Pennyloaf hastened on. She was a meagre, hollow-eyed, bloodless girl of seventeen, yet her features had a certain charm—that dolorous kind of prettiness which is often enough seen in the London needle-slave. Her habitual look was one of meaningless surprise; whatever she gazed upon seemed a source of astonishment to her, and when she laughed, which was not very often, her eyes grew wider than ever. Her attire was miserable, but there were signs that she tried to keep it in order; the boots upon her feet were sewn and patched into shapelessness; her limp straw hat had just received a new binding.
By saying that she had things ‘to put away,’ she meant that her business was with the pawnbroker, who could not receive pledges after eight o’clock. It wanted some ten minutes of the hour when she entered a side-doorway, and, by an inner door, passed into one of a series of compartments constructed before the pawnbroker’s counter. She deposited her bundle, and looked about for someone to attend to her. Two young men were in sight, both transacting business; one was conversing facetiously with a customer on the subject of a pledge. Two or three gas-jets lighted the interior of the shop, but the boxes were in shadow. There was a strong musty odour; the gloom, the narrow compartments, the low tones of conversation, suggested stealth and shame.
Pennyloaf waited with many signs of impatience, until one of the assistants approached, a smartly attired youth, with black hair greased into the discipline he deemed becoming, with an aquiline nose, a coarse mouth, a large horseshoe pin adorning his necktie, and rings on his fingers. He caught hold of the packet and threw it open; it consisted of a petticoat and the skirt of an old dress.
‘Well, what is it?’ he asked, rubbing his tongue along his upper lip before and after speaking.

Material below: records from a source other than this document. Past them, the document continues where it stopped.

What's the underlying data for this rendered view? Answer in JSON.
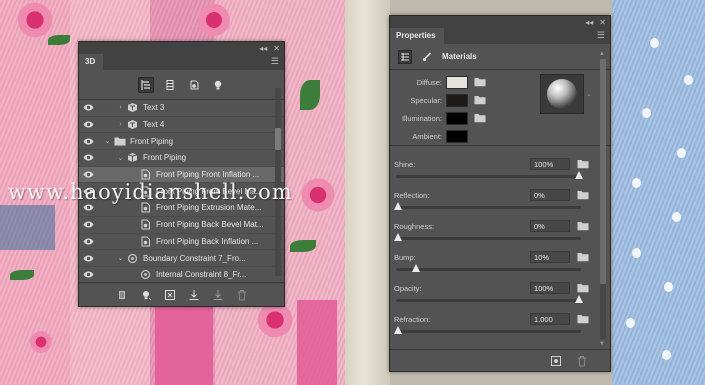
{
  "watermark": "www.haoyidianshell.com",
  "panel3d": {
    "tab": "3D",
    "collapse_glyph": "◂◂",
    "close_glyph": "✕",
    "menu_icon": "panel-menu-icon",
    "toolbar_icons": [
      "scene-icon",
      "mesh-icon",
      "material-icon",
      "light-icon"
    ],
    "rows": [
      {
        "label": "Text 3",
        "indent": 1,
        "arrow": "›",
        "icon": "text-mesh-icon"
      },
      {
        "label": "Text 4",
        "indent": 1,
        "arrow": "›",
        "icon": "text-mesh-icon"
      },
      {
        "label": "Front Piping",
        "indent": 0,
        "arrow": "⌄",
        "icon": "folder-icon"
      },
      {
        "label": "Front Piping",
        "indent": 1,
        "arrow": "⌄",
        "icon": "mesh-icon"
      },
      {
        "label": "Front Piping Front Inflation ...",
        "indent": 2,
        "arrow": "",
        "icon": "material-icon",
        "selected": true
      },
      {
        "label": "Front Piping Front Bevel Ma...",
        "indent": 2,
        "arrow": "",
        "icon": "material-icon"
      },
      {
        "label": "Front Piping Extrusion Mate...",
        "indent": 2,
        "arrow": "",
        "icon": "material-icon"
      },
      {
        "label": "Front Piping Back Bevel Mat...",
        "indent": 2,
        "arrow": "",
        "icon": "material-icon"
      },
      {
        "label": "Front Piping Back Inflation ...",
        "indent": 2,
        "arrow": "",
        "icon": "material-icon"
      },
      {
        "label": "Boundary Constraint 7_Fro...",
        "indent": 1,
        "arrow": "⌄",
        "icon": "constraint-icon"
      },
      {
        "label": "Internal Constraint 8_Fr...",
        "indent": 2,
        "arrow": "",
        "icon": "constraint-icon"
      }
    ],
    "footer_icons": [
      "render-icon",
      "new-light-icon",
      "new-mesh-icon",
      "drop-to-plane-icon",
      "constraint-add-icon",
      "trash-icon"
    ]
  },
  "properties": {
    "tab": "Properties",
    "collapse_glyph": "◂◂",
    "close_glyph": "✕",
    "section": "Materials",
    "colors": [
      {
        "label": "Diffuse:",
        "color": "#e6e2dc"
      },
      {
        "label": "Specular:",
        "color": "#1e1a17"
      },
      {
        "label": "Illumination:",
        "color": "#000000"
      },
      {
        "label": "Ambient:",
        "color": "#000000"
      }
    ],
    "sliders": [
      {
        "label": "Shine:",
        "value": "100%",
        "fraction": 1.0
      },
      {
        "label": "Reflection:",
        "value": "0%",
        "fraction": 0.0
      },
      {
        "label": "Roughness:",
        "value": "0%",
        "fraction": 0.0
      },
      {
        "label": "Bump:",
        "value": "10%",
        "fraction": 0.1
      },
      {
        "label": "Opacity:",
        "value": "100%",
        "fraction": 1.0
      },
      {
        "label": "Refraction:",
        "value": "1.000",
        "fraction": 0.0
      }
    ],
    "footer_icons": [
      "new-material-icon",
      "trash-icon"
    ]
  }
}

‘Three an’ six, please, sir.’
He rolled the things up again with a practised turn of the hand, and said indifferently, glancing towards another box, ‘Eighteenpence.’
‘Oh, sir, we had two shillin’s on the skirt not so long ago,’ pleaded Pennyloaf, with a subservient voice. ’Make it twoshillin’s—please do, sir!

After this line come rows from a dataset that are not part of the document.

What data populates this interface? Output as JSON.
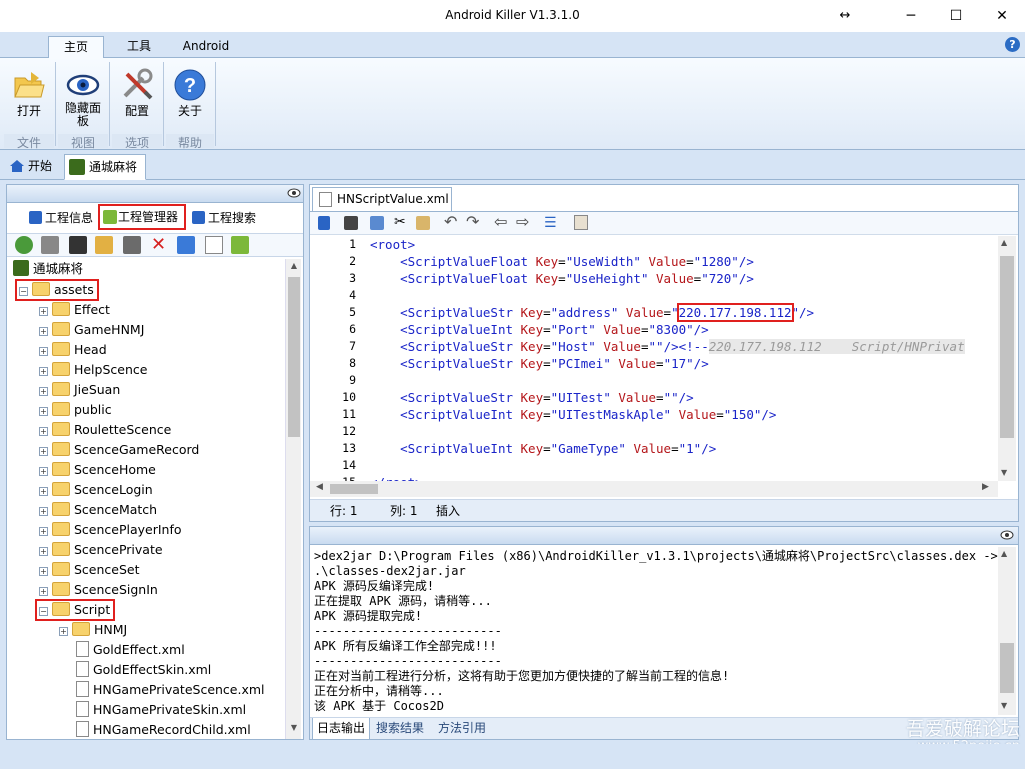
{
  "window": {
    "title": "Android Killer V1.3.1.0",
    "controls": {
      "restore_glyph": "↔",
      "minimize_glyph": "─",
      "maximize_glyph": "☐",
      "close_glyph": "✕"
    },
    "help_glyph": "?"
  },
  "ribbon_tabs": [
    "主页",
    "工具",
    "Android"
  ],
  "ribbon_buttons": [
    {
      "label": "打开",
      "icon": "folder-open-icon"
    },
    {
      "label": "隐藏面板",
      "label_line1": "隐藏面",
      "label_line2": "板",
      "icon": "eye-icon"
    },
    {
      "label": "配置",
      "icon": "tools-icon"
    },
    {
      "label": "关于",
      "icon": "help-icon"
    }
  ],
  "ribbon_groups": [
    "文件",
    "视图",
    "选项",
    "帮助"
  ],
  "doc_tabs": [
    {
      "label": "开始",
      "icon": "home-icon"
    },
    {
      "label": "通城麻将",
      "icon": "app-icon"
    }
  ],
  "left_panel": {
    "tabs": [
      "工程信息",
      "工程管理器",
      "工程搜索"
    ],
    "tree": {
      "root": "通城麻将",
      "assets": "assets",
      "assets_children": [
        "Effect",
        "GameHNMJ",
        "Head",
        "HelpScence",
        "JieSuan",
        "public",
        "RouletteScence",
        "ScenceGameRecord",
        "ScenceHome",
        "ScenceLogin",
        "ScenceMatch",
        "ScencePlayerInfo",
        "ScencePrivate",
        "ScenceSet",
        "ScenceSignIn"
      ],
      "script": "Script",
      "script_children": [
        {
          "name": "HNMJ",
          "type": "folder"
        },
        {
          "name": "GoldEffect.xml",
          "type": "file"
        },
        {
          "name": "GoldEffectSkin.xml",
          "type": "file"
        },
        {
          "name": "HNGamePrivateScence.xml",
          "type": "file"
        },
        {
          "name": "HNGamePrivateSkin.xml",
          "type": "file"
        },
        {
          "name": "HNGameRecordChild.xml",
          "type": "file"
        }
      ]
    }
  },
  "editor": {
    "tab": "HNScriptValue.xml",
    "line_numbers": [
      "1",
      "2",
      "3",
      "4",
      "5",
      "6",
      "7",
      "8",
      "9",
      "10",
      "11",
      "12",
      "13",
      "14",
      "15"
    ],
    "status": {
      "row_label": "行: 1",
      "col_label": "列: 1",
      "mode": "插入"
    }
  },
  "log": {
    "lines": [
      ">dex2jar D:\\Program Files (x86)\\AndroidKiller_v1.3.1\\projects\\通城麻将\\ProjectSrc\\classes.dex ->",
      ".\\classes-dex2jar.jar",
      "APK 源码反编译完成!",
      "正在提取 APK 源码，请稍等...",
      "APK 源码提取完成!",
      "--------------------------",
      "APK 所有反编译工作全部完成!!!",
      "--------------------------",
      "正在对当前工程进行分析，这将有助于您更加方便快捷的了解当前工程的信息!",
      "正在分析中，请稍等...",
      "该 APK 基于 Cocos2D"
    ],
    "tabs": [
      "日志输出",
      "搜索结果",
      "方法引用"
    ]
  },
  "watermark": {
    "line1": "吾爱破解论坛",
    "line2": "www.52pojie.cn"
  },
  "colors": {
    "highlight_box": "#e0201e",
    "tag": "#1a24c8",
    "attr": "#b4161a",
    "comment": "#9a9a9a"
  }
}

The young man paid no attention; he was curling his moustache and exchanging a smile of intelligence with his counter-companion with respect to a piece of business the latter had in hand. Of a sudden he turned and said sharply:
‘Well, are you goin’ to take it or not?’
Pennyloaf sighed and nodded.
’Got a ‘apenny?’ he asked.
‘No.’
He fetched a cloth, rolled the articles in it very tightly, and pinned them up; then he made out ticket and duplicate, handling his pen with facile flourish, and having blotted the little piece of card on a box of sand (a custom which survives in this conservative profession), he threw it to the customer. Lastly, he counted out one shilling and fivepenee halfpenny. The coins were sandy, greasy, and of scratched surface.